See, also, 2 Thomp. on Corp. (2d Ed.) § 2034, and note, wherein are cited German Sav. Bank v. Wulfekuhler, 19 Kan. 60, and Falloon v. Schilling, 29 Kan. 292, 44 Am. Rep. 642.

In the case of German Sav. Bk. v. Wulfekuhler, supra, speaking to the question, the court said:

"He cannot now, as against the interests of the bank and its stockholders, and perhaps its creditors, be allowed to plead ignorance and innocence, and thereby profit by his own want of knowledge and by his own failure to do his duty as an officer of the bank. Such would be against both morals and law. Of course, we do not hold that a director is bound to know everything that transpires in a bank, and at the very time when it occurs. But we do hold that a director, having personal and private dealings with his bank, is bound to know (so far as the same affects his said personal dealings) the general condition and management of his bank and everything of importance that occurs therein either at the time it occurs or soon thereafter."

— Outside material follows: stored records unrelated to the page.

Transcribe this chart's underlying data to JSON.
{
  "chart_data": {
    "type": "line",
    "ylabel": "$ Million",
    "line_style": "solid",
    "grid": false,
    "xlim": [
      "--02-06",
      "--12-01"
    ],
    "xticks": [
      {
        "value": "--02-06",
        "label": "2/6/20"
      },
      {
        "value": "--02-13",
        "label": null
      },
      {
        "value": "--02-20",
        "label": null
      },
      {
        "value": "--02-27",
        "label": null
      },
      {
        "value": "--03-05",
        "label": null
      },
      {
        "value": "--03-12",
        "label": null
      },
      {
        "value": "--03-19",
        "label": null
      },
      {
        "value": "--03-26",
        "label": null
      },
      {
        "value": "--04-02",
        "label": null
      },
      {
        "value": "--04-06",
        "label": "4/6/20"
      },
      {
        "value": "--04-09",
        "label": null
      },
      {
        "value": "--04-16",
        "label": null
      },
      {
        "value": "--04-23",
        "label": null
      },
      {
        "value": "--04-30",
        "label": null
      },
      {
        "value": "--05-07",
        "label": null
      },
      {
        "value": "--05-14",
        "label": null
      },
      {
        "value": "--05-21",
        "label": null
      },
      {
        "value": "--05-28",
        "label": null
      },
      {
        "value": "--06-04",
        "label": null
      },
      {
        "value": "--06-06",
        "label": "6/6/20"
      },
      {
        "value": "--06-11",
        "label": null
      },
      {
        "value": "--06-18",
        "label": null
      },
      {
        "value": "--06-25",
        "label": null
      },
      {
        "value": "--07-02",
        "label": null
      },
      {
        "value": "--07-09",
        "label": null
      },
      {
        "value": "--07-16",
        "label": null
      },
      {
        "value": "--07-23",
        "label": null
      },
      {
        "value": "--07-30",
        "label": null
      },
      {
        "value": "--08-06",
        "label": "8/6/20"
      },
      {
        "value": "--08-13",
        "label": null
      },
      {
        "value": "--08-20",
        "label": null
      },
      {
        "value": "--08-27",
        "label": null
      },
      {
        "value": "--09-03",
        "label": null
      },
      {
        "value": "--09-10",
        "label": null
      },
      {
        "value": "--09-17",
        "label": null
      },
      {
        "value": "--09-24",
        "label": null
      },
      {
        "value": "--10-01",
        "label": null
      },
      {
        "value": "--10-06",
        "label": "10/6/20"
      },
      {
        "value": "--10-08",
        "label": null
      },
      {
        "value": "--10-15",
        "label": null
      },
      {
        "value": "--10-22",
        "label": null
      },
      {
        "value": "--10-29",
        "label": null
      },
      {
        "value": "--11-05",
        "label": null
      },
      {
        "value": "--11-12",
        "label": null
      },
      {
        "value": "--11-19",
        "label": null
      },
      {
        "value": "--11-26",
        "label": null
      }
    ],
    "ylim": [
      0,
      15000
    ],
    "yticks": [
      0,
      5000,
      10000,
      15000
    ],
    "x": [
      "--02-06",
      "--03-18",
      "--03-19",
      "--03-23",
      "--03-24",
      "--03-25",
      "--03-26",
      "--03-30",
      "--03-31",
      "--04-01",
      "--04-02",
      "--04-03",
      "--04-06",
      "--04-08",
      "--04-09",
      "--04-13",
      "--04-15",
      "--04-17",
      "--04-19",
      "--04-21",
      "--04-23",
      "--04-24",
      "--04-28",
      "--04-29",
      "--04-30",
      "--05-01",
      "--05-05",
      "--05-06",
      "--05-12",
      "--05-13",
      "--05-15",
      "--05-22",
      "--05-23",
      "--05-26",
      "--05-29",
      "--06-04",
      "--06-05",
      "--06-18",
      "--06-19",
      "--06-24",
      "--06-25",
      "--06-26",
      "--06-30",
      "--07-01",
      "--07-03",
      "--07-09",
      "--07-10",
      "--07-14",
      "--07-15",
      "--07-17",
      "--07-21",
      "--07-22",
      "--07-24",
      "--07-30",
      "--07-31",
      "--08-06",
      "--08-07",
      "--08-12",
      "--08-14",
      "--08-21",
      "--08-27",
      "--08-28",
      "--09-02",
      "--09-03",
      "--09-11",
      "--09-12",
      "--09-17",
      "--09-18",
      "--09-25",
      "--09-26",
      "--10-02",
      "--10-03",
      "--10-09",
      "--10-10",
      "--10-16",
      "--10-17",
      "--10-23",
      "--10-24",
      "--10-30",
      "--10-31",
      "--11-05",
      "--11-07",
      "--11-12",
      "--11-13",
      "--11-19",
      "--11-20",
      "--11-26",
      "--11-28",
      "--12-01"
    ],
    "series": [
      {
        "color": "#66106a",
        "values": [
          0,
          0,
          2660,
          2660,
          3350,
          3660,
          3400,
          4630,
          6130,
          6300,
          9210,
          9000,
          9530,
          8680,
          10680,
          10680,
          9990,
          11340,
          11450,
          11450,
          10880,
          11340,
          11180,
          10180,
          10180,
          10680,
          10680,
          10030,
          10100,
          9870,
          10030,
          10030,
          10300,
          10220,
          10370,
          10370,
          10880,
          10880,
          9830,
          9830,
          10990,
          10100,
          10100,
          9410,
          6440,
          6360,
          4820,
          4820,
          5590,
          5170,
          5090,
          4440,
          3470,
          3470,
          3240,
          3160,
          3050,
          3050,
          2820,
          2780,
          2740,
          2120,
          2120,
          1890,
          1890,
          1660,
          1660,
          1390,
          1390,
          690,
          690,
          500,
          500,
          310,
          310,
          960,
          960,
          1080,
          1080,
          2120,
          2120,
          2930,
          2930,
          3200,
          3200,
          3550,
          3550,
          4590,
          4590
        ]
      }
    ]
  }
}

It is quite clear, therefore, from our own authorities that a director of a corporation will be presumed to know the conditions of the corporation when personal transactions of this character are being had by him with the corporation, and that it would be against public policy to permit him to thus plead his ignorance and profit by his own want of knowledge when it was his duty to know.

We have here treated the questions discussed by counsel for appellant in his brief, and conclude that the insistence here made is without merit.

It results that the decree of the chancery court will be here affirmed.

Affirmed.

ANDERSON, C. J., and McCLELLAN and SAYRE, JJ., concur.